Chinese should serve as a strategic support tool in the English classroom, not the default teaching language. One ETF described an effective approach in which instructions are first explained and modeled in English, and Chinese is used only when students still struggle with key directions or essential details. Others also noted that when co-teachers rely on Chinese too frequently, students may become less motivated to process English, remember lesson content, or participate confidently in English-speaking tasks. At the same time, reflections emphasized that students can learn effectively through gestures, visuals, drawing, and contextual clues and skills that mirror real-world language acquisition and reduce dependence on direct translation. Overall, Chinese plays a valuable role in providing clarity and reassurance, but English should remain the primary classroom language to help students build listening stamina and communicative competence.

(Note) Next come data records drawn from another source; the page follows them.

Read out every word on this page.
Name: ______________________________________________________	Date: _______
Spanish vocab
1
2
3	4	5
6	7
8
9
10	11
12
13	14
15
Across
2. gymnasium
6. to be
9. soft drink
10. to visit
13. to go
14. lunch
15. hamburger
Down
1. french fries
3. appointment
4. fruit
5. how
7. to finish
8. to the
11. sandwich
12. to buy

What can I contribute to the class?
You can contribute most effectively by offering what students and co-teachers cannot easily replace: a consistent English-speaking environment, structured speaking practice, and engaging activities that help students produce language, not just recognize it. You can also support the teaching team through strong lesson design that reduces burnout, such as interactive pair tasks, scaffolded output routines, and games that keep students active and motivated. In RBI mountain schools, you can add even more value by teaching with cultural responsiveness, honoring students’ Indigenous identity and language while helping them use English to access future opportunities and share their culture with the world. Finally, you can bring stability through clear lesson structure, consistent routines, and a classroom tone that balances warmth with authority, especially in situations where classroom management becomes more difficult without a LET present.